The licence fee income pays for a range of activities associated with our licensed establishments: 

  • evaluating licence applications;
  • making licensing decisions and issuing licences; 
  • processing variations to licences; 
  • conducting site visits and following-up shortfalls; 
  • taking regulatory action; 
  • providing advice and guidance to licensed establishments. 

Grant-in-aid funds our role in assessing living organ donations and bone marrow / peripheral blood stem cell donation cases and a proportion of our overheads that are not directly associated with our work with licensed establishments. 

We place great importance on ensuring that our finances are managed efficiently, effectively and in a way that minimises risk. As an arm’s length body, we continue to monitor developments in the wider public sector financial environment and are committed to implementing best practice. We have robust financial procedures and policies in place and strict controls in relation to authorisation of expenditure. 

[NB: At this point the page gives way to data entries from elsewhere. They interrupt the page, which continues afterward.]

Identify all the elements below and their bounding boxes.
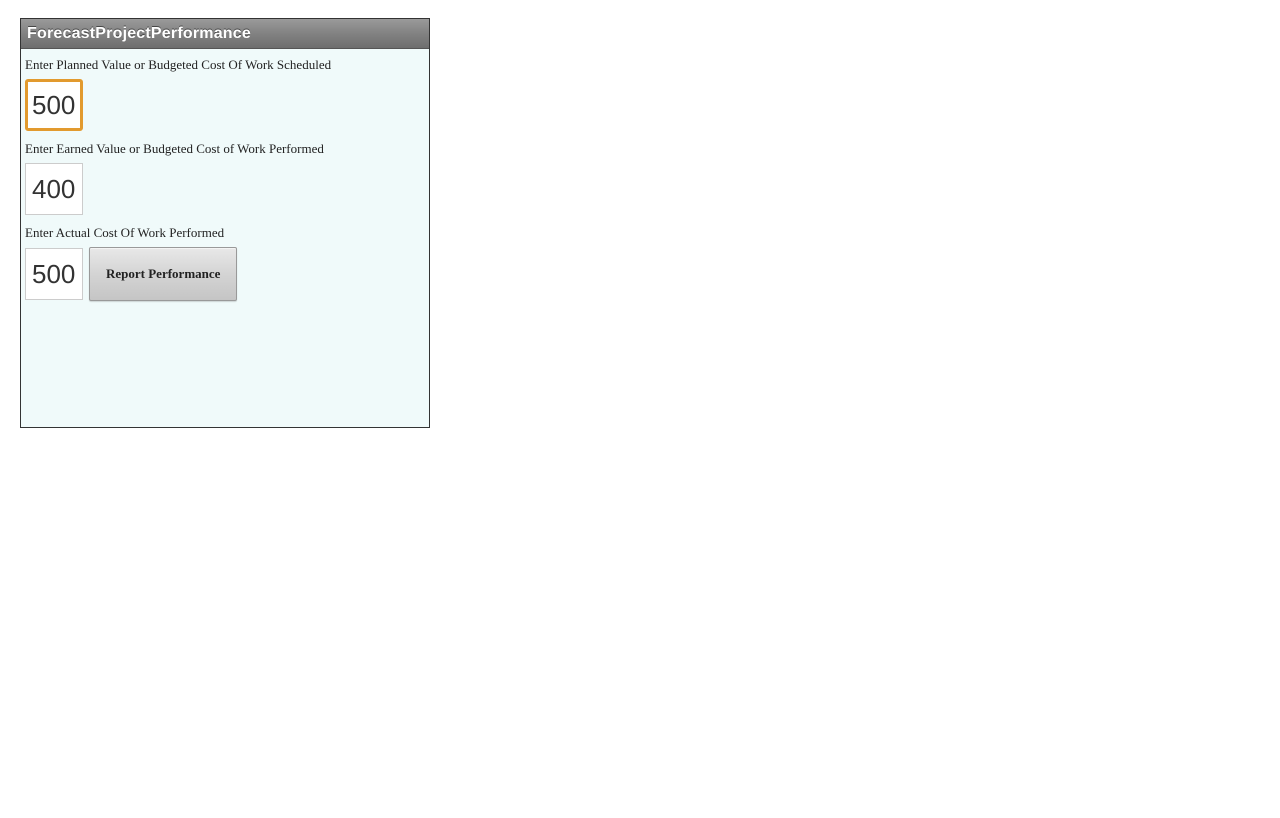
report-performance-button[interactable]: Report Performance (89, 247, 237, 301)
actual-cost-row: Report Performance (25, 247, 425, 301)
window-title: ForecastProjectPerformance (27, 25, 251, 43)
actual-cost-label: Enter Actual Cost Of Work Performed (25, 225, 425, 241)
planned-value-input[interactable] (25, 79, 83, 131)
content-area: Enter Planned Value or Budgeted Cost Of … (21, 49, 429, 427)
actual-cost-input[interactable] (25, 248, 83, 300)
earned-value-label: Enter Earned Value or Budgeted Cost of W… (25, 141, 425, 157)
earned-value-row (25, 163, 425, 215)
planned-value-row (25, 79, 425, 131)
planned-value-label: Enter Planned Value or Budgeted Cost Of … (25, 57, 425, 73)
title-bar: ForecastProjectPerformance (21, 19, 429, 49)
earned-value-input[interactable] (25, 163, 83, 215)
app-window: ForecastProjectPerformance Enter Planned… (20, 18, 430, 428)
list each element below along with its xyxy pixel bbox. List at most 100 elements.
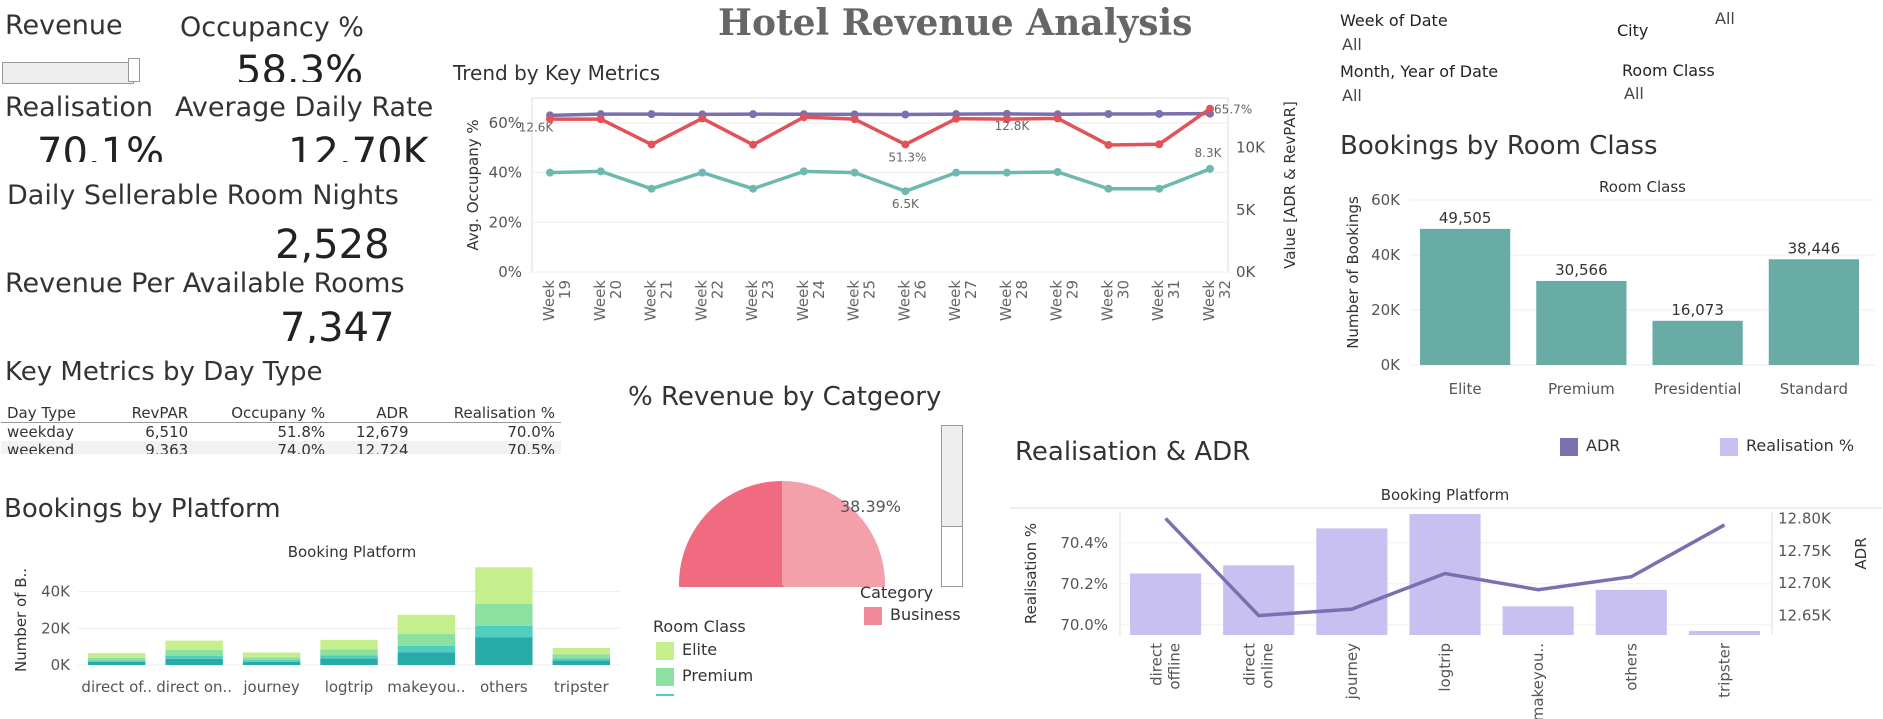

The high-level budget for 2021/22 is shown below: 

Total Staff costs 3,513
Estates costs 221
Other costs 1,178
Non-cash costs 78
Total Costs 4,990
Total Income 4,990

Efficiency and productivity

As an organisation, we remain committed to seeking benefits from continuous improvement initiatives and delivering value for money for both the public and the establishments who we licence. We also recognise that following many years of making efficiencies, we are a very lean organisation. We remain committed to delivering our core functions to a high standard, finding further efficiencies in the way we work where possible, and the importance of focusing on outcomes that really matter to the public and professionals. Our recent relocation has enabled the organisation to reduce its operating costs by over 5% in the 2021/22 financial year. 

Shared services 

We continue to operate our resources function as part of a shared directorate with the HFEA. Having recently taken up new office premises in Stratford, we are now collocated with a number of other Health Sector regulators. We will be using this as an opportunity to explore further potential for sharing services with these bodies with the goal of improving organisational resilience. 

Capital 

Our capital investment plans for 2021/22 are based on our cyclical refresh of Information Technology equipment.  As a result we will limit our expenditure to our normal delegation of Capital Funds from the Department of £100k (which has not yet been confirmed at the time of publication). 

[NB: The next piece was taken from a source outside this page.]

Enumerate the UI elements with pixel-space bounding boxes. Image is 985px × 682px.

Monitoring and measuring performance 

During 2020/21, the pandemic made our usual methods of tracking performance less effective and KPIs less relevant. We have this as an opportunity to review our approach to planning and allocating resources and to monitoring performance. During 2021/22 we plan to introduce a new Portfolio Management approach which will include proposal for a new suite of management information and new KPIs to provide assurance to external stakeholders.  

We account for our performance quarterly to the Board and to DHSC. The information we use to demonstrate our performance can be found in the Authority Meetings section of our website.